Mehr Klarheit bei Begrifflichkeiten und institutionellen Schwerpunkten forderten im anschließenden Panel auch Prof. Dr. Andrea Fleschenberg dos Ramos Pinéu (Asien- und Afrikawissenschaften, HU Berlin), Prof. Dr. Heinz Pampel (Institut für Bibliotheks- und Informationswissenschaft, HU Berlin), Dr. Tim Flink (Manager, vfa) und Prof. Dr. Jens Eisert (Dahlem Center für komplexe Quantensysteme, FU Berlin). Damit Forschende das Spannungsfeld zwischen Sicherheitsanforderungen und Offenheit zukünftig noch besser navigieren können, sollten Beratungs- und Schulungsangebote der Guten Wissenschaftlichen Praxis um Sicherheitsaspekte erweitert werden. Diese sollten dialogisch von Forschenden und Institutionen entwickelt werden: Einzelne Fächerkulturen können mit ihren Erfahrungen in der ethischen und sicherheitsrelevanten Folgenabschätzungen einen wichtigen Beitrag leisten und erhalten im Gegenzug möglichst unbürokratisch Unterstützung bei der praktischen Ausgestaltung ihrer Kooperationen.

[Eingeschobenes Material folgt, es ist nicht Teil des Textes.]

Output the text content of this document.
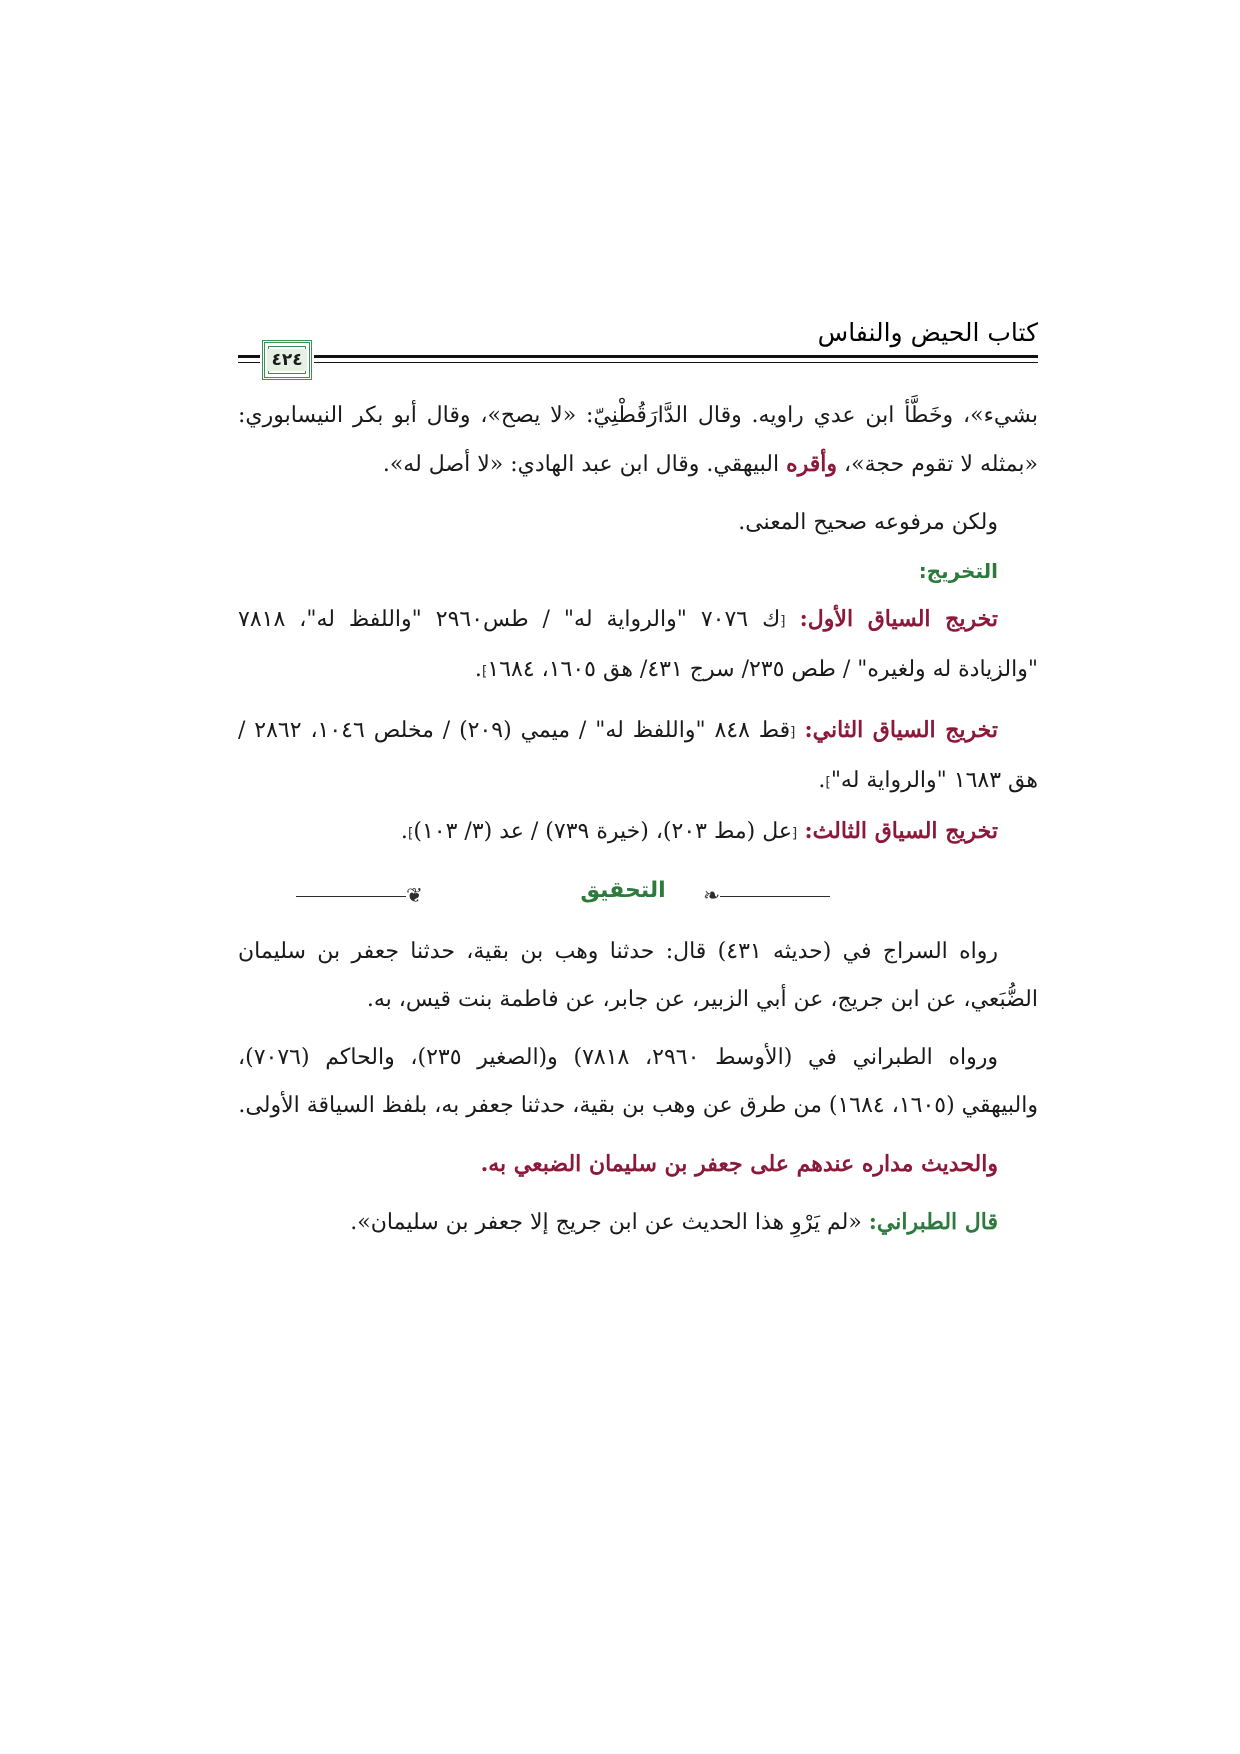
كتاب الحيض والنفاس
٤٢٤

بشيء»، وخَطَّأ ابن عدي راويه. وقال الدَّارَقُطْنِيّ: «لا يصح»، وقال أبو بكر النيسابوري: «بمثله لا تقوم حجة»، وأقره البيهقي. وقال ابن عبد الهادي: «لا أصل له».

ولكن مرفوعه صحيح المعنى.

التخريج:

تخريج السياق الأول: ⁅ك ٧٠٧٦ "والرواية له" / طس٢٩٦٠ "واللفظ له"، ٧٨١٨ "والزيادة له ولغيره" / طص ٢٣٥/ سرج ٤٣١/ هق ١٦٠٥، ١٦٨٤⁆.

تخريج السياق الثاني: ⁅قط ٨٤٨ "واللفظ له" / ميمي (٢٠٩) / مخلص ١٠٤٦، ٢٨٦٢ / هق ١٦٨٣ "والرواية له"⁆.

تخريج السياق الثالث: ⁅عل (مط ٢٠٣)، (خيرة ٧٣٩) / عد (٣/ ١٠٣)⁆.

❦	التحقيق	❧

رواه السراج في (حديثه ٤٣١) قال: حدثنا وهب بن بقية، حدثنا جعفر بن سليمان الضُّبَعي، عن ابن جريج، عن أبي الزبير، عن جابر، عن فاطمة بنت قيس، به.

ورواه الطبراني في (الأوسط ٢٩٦٠، ٧٨١٨) و(الصغير ٢٣٥)، والحاكم (٧٠٧٦)، والبيهقي (١٦٠٥، ١٦٨٤) من طرق عن وهب بن بقية، حدثنا جعفر به، بلفظ السياقة الأولى.

والحديث مداره عندهم على جعفر بن سليمان الضبعي به.

قال الطبراني: «لم يَرْوِ هذا الحديث عن ابن جريج إلا جعفر بن سليمان».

Im abschließenden Panel wurde die Rolle nationaler Koordinationsstrukturen diskutiert, insbesondere die aktuell entstehende Nationale Plattform für Forschungssicherheit. Teilnehmende waren Sakine Weikert (Leiterin Kompetenzzentrum Internationale Wissenschaftskooperationen (KIWi) des DAAD), Nils Droste (Leiter Referat Forschungssicherheit und Investitionsprüfung, BMFTR), Dr. Simone Rehm (Prorektorin für Informationstechnologie, Universität Stuttgart) und Dr. Magnus Rüde (Leiter Geschäftsstelle Aufsichtsrat, Charité). Die Plattform wurde als wichtiger Schritt zur Bündelung von Expertise und zur Unterstützung komplexer Kooperationsvorhaben gewertet. Kritisch erörtert wurden die Vermeidung von Doppelstrukturen zu bestehenden Beratungsangeboten und die Frage, wie autonome Governance- und Selbstverwaltungsstrukturen an eine solche Plattform anschlussfähig gemacht werden können – insbesondere vor dem Hintergrund begrenzter personeller Ressourcen auf Seiten der Hochschulen.

Fazit und Ausblick

Die Konferenz machte deutlich: Forschungssicherheit ist ein gesamtinstitutionelles Thema, das fachübergreifend und in enger Abstimmung zwischen Wissenschaft, Verwaltung und Politik bearbeitet werden muss. Wichtige nächste Schritte sind die Weiterentwicklung institutionsspezifischer Governance-Modelle, die Stärkung von Schulungs- und Beratungsangeboten sowie die Schaffung von Schnittstellen zu nationalen Koordinationsstrukturen. Der intensive informelle Austausch während der Veranstaltung zeigte zugleich, dass ein hoher Bedarf an Vernetzung und Erfahrungsaustausch besteht – eine Basis, auf der künftig gemeinsame Lösungsansätze und Aktivitäten aufgebaut werden können.